South Korea plans to set up a state-run medical school that would exempt its students from tuition fees and require graduates to serve 10 years at public medical institutions to meet the demand for health care in remote regions, the Health Ministry said Tuesday.
The ministry has earmarked some 327.8 billion won ($282 million) to establish the school by 2020, offering a six-year degree program for 100 medical students each year. Students who do not fulfill the 10-year duty after graduation must pay back their tuition to the government. The ministry plans to announce a more detailed proposal later this month.
The proposal is based on a bill introduced by ruling Saenuri Party Rep. Lee Jung-hyun in May to establish a state-funded medical school to train professionals who will work in public health in remote regions upon graduation.
Yonhap
The Health Ministry plans to support the bill, which is currently pending at the National Assembly, so it can be approved as soon as possible.
Korea has struggled to fulfill the medical care needs in small, remote regions, with the number of health care workers at clinics in such areas declining from 4,000 in 2012 to 3,793 last year, according to the Health Ministry. Due to the low desire to work in rural areas, most of the doctors are young, inexperienced male professionals who are merely substituting their military duty with medical service.
But as the proportion of female students enrolled in medical schools has increased in recent years, the number of male medical doctors available for the substitute military duty has declined, the ministry explained. Men aged 18-35 must serve for almost two years, while women are exempt from duty.
South Jeolla Province is one of the country’s most vulnerable regions for health care access. It has 138 islands that lack medical facilities, pharmacies or resident health care workers.
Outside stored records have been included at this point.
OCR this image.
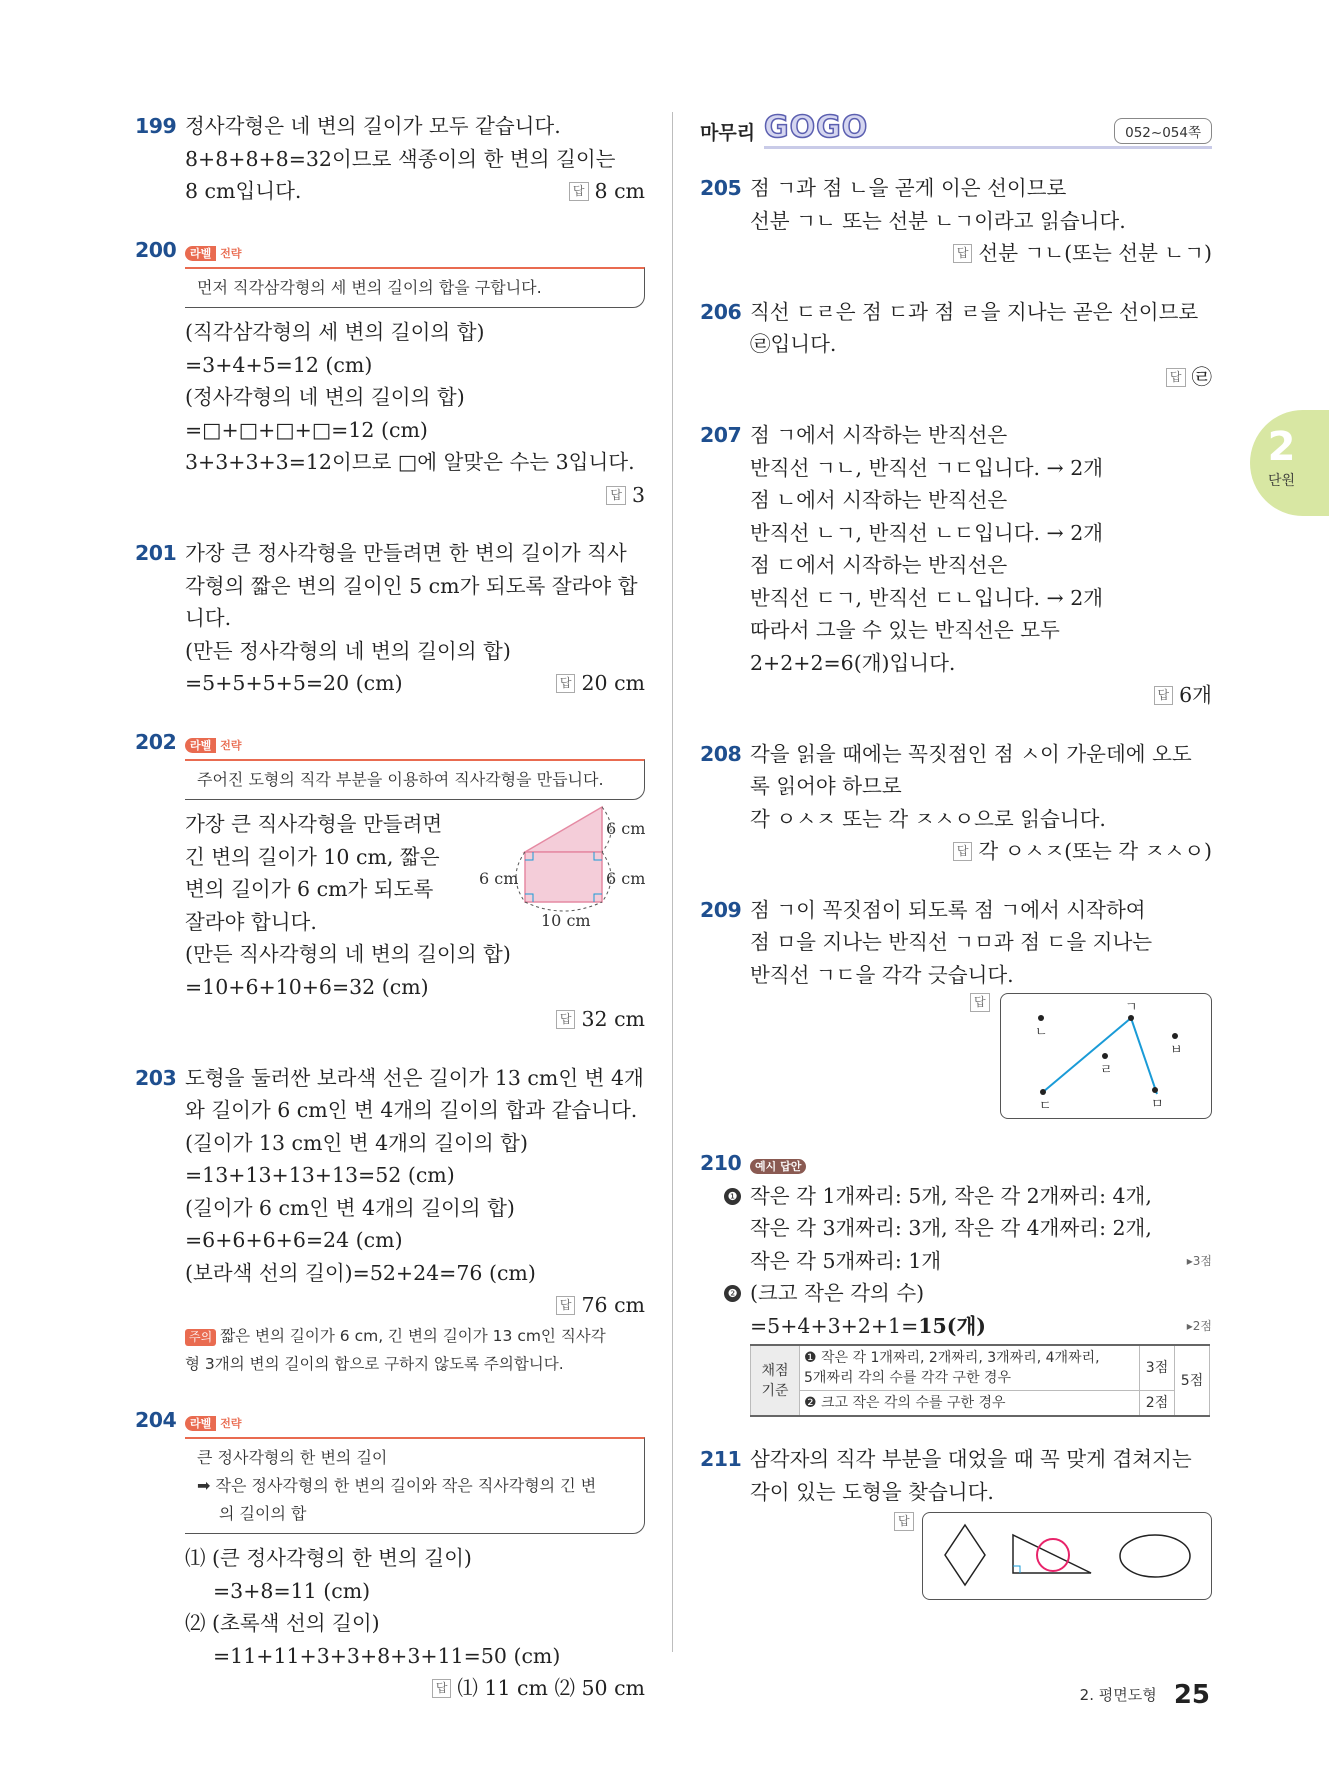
199 정사각형은 네 변의 길이가 모두 같습니다.
8+8+8+8=32이므로 색종이의 한 변의 길이는
8 cm입니다.	답 8 cm
200	라벨 전략
먼저 직각삼각형의 세 변의 길이의 합을 구합니다.
(직각삼각형의 세 변의 길이의 합)
=3+4+5=12 (cm)
(정사각형의 네 변의 길이의 합)
=□+□+□+□=12 (cm)
3+3+3+3=12이므로 □에 알맞은 수는 3입니다.
답 3
201 가장 큰 정사각형을 만들려면 한 변의 길이가 직사
각형의 짧은 변의 길이인 5 cm가 되도록 잘라야 합
니다.
(만든 정사각형의 네 변의 길이의 합)
=5+5+5+5=20 (cm)	답 20 cm
202	라벨 전략
주어진 도형의 직각 부분을 이용하여 직사각형을 만듭니다.
가장 큰 직사각형을 만들려면
긴 변의 길이가 10 cm, 짧은
변의 길이가 6 cm가 되도록
잘라야 합니다.
6 cm
6 cm
6 cm
10 cm
(만든 직사각형의 네 변의 길이의 합)
=10+6+10+6=32 (cm)
답 32 cm
203 도형을 둘러싼 보라색 선은 길이가 13 cm인 변 4개
와 길이가 6 cm인 변 4개의 길이의 합과 같습니다.
(길이가 13 cm인 변 4개의 길이의 합)
=13+13+13+13=52 (cm)
(길이가 6 cm인 변 4개의 길이의 합)
=6+6+6+6=24 (cm)
(보라색 선의 길이)=52+24=76 (cm)
답 76 cm
주의 짧은 변의 길이가 6 cm, 긴 변의 길이가 13 cm인 직사각
형 3개의 변의 길이의 합으로 구하지 않도록 주의합니다.
204	라벨 전략
큰 정사각형의 한 변의 길이
➡ 작은 정사각형의 한 변의 길이와 작은 직사각형의 긴 변
의 길이의 합
⑴ (큰 정사각형의 한 변의 길이)
=3+8=11 (cm)
⑵ (초록색 선의 길이)
=11+11+3+3+8+3+11=50 (cm)
답 ⑴ 11 cm ⑵ 50 cm
마무리 GOGO	052~054쪽
205 점 ㄱ과 점 ㄴ을 곧게 이은 선이므로
선분 ㄱㄴ 또는 선분 ㄴㄱ이라고 읽습니다.
답 선분 ㄱㄴ(또는 선분 ㄴㄱ)
206 직선 ㄷㄹ은 점 ㄷ과 점 ㄹ을 지나는 곧은 선이므로
㉣입니다.
답 ㉣
207 점 ㄱ에서 시작하는 반직선은
반직선 ㄱㄴ, 반직선 ㄱㄷ입니다. → 2개
점 ㄴ에서 시작하는 반직선은
반직선 ㄴㄱ, 반직선 ㄴㄷ입니다. → 2개
점 ㄷ에서 시작하는 반직선은
반직선 ㄷㄱ, 반직선 ㄷㄴ입니다. → 2개
따라서 그을 수 있는 반직선은 모두
2+2+2=6(개)입니다.
답 6개
208 각을 읽을 때에는 꼭짓점인 점 ㅅ이 가운데에 오도
록 읽어야 하므로
각 ㅇㅅㅈ 또는 각 ㅈㅅㅇ으로 읽습니다.
답 각 ㅇㅅㅈ(또는 각 ㅈㅅㅇ)
209 점 ㄱ이 꼭짓점이 되도록 점 ㄱ에서 시작하여
점 ㅁ을 지나는 반직선 ㄱㅁ과 점 ㄷ을 지나는
반직선 ㄱㄷ을 각각 긋습니다.
답	ㄱ
ㄴ
ㄷ
ㄹ
ㅁ
ㅂ
210	예시 답안
❶ 작은 각 1개짜리: 5개, 작은 각 2개짜리: 4개,
작은 각 3개짜리: 3개, 작은 각 4개짜리: 2개,
작은 각 5개짜리: 1개	▸3점
❷ (크고 작은 각의 수)
=5+4+3+2+1=15(개)	▸2점
채점
기준	❶ 작은 각 1개짜리, 2개짜리, 3개짜리, 4개짜리,
5개짜리 각의 수를 각각 구한 경우	3점	5점
	❷ 크고 작은 각의 수를 구한 경우	2점	
211 삼각자의 직각 부분을 대었을 때 꼭 맞게 겹쳐지는
각이 있는 도형을 찾습니다.
답
2
단원
2. 평면도형 25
For residents of such islands, seeing a doctor means having to travel to Mokpo, or wait for the “floating hospital” -- a state-run ship that functions as a medical facility – that visits about five times a year.
“We believe that more doctors are needed to tackle this issue and really improve the health care services in remote regions across the country,” said Hwang Eui-su from the Health Ministry. “We need more doctors who are specialists in the field of public health.”
However, the plan is fiercely opposed by the nation’s largest group of physicians, who claim that the Health Ministry does not understand why doctors do not want to be placed in remote regions in the first place.
“Some of the reasons why medical professionals don’t want to be placed in remote regions include housing, fewer career opportunities and lack of (government) support for quality health care services,” the Korea Medical Association said in a statement.
“Once those problems are solved, we believe more doctors from private medical institutions would volunteer to work in the field of public health. By establishing a separate school, the government is wasting a lot of tax money to avoid solving the actual problems.”
The KMA suggested the Health Ministry work with existing universities to create plans to train some of its matriculated students as future specialists in public health, as the current system already produces a surplus of doctors and is triggering severe competition in the industry.
The KMA has also opposed the government’s push to introduce telemedicine -- the use of information technology through smart devices to remotely provide clinical health care to improve services to isolated regions -- claiming it would only lower the quality of services and jeopardize the operations of small local clinics and regional hospitals.